While most of the dumb Earthlings are content to go along with the fantastic offer of V friendship and aid, a resistance movement arises to expose the true intentions of the Vs and fight for their removal. Leading the resistance is plucky FBI agent Erica Evans (Elizabeth Mitchell), growing increasingly concerned about the protection of her dopey teenage son Tyler (Logan Huffman) in light of his infatuation with comely young V Lisa (Laura Vandervoort), who also conveniently happens to be Anna’s daughter. Agent Evans is aided in her resistance efforts by turncoat V Ryan Nichols (Morris Chestnut), soldier-turned-priest Jack Landry (Joel Gretsch), and mercenary Kyle Hobbes (Charles Mesure). A news anchor named Chad Decker (Scott Wolf) walks the line between V and resistance fighters, building a rapport with Anna while also confiding in Father Jack. With all the relationships and shifting allegiances, the series quickly becomes a tense game of figuring out who to trust and who to fight, pulling its key players further into the inevitable conflicts.
The series certainly isn’t the smartest, but it’s consistently exciting and nerve-wracking as each side attempts to conceal its objectives from the other while figuring out who they can rely on to further their goals. It’s a considerable strength that the show has one principal storyline and keeps tight focus on that story rather than wasting time with standalone episodes like Fringe or X-Files. Sure, there are subplots, but they all contribute to the main story arc rather than divert attention to meaningless side paths. That attention to constantly moving the plot forward is the single best reason to appreciate this series and has me anxiously awaiting season two.

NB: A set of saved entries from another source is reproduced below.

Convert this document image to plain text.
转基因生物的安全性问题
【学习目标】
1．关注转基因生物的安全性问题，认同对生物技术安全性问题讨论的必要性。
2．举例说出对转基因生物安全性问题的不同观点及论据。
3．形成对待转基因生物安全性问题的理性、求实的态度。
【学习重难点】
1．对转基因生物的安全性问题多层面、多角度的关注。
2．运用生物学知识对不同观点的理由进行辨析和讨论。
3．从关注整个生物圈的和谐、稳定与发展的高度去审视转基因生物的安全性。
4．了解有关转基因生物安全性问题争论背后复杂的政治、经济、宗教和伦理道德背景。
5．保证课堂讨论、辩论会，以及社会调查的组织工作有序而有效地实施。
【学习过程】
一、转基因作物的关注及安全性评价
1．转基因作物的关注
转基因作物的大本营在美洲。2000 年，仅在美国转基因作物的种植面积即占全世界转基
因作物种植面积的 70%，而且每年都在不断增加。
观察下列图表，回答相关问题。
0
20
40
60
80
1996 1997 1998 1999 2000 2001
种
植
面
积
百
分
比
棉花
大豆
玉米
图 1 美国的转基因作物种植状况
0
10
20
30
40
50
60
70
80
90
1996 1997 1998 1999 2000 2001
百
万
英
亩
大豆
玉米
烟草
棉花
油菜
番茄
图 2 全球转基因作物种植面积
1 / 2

The series is incredibly effects-heavy, with all of the environments on the alien ships constructed in CGI. Unfortunately, the CG integration is pretty bad, pulling viewers out of the action as we easily imagine the massive green-screen sets the actors inhabited. The producers should be commended for attempting such a high level of CG in a weekly format, but it’s not ready for prime time yet. Maybe add some more actual props and a few tangible backgrounds here and there to foster some sense of realism? For now, the Vs frequently look like they’re running around in the middle of a video game. There’s also some wonky camera work, with a recurring use of over-the-head-looking-down angles on actors and sweeping, rotating camera movement in the virtual environments that just adds to their fake feel.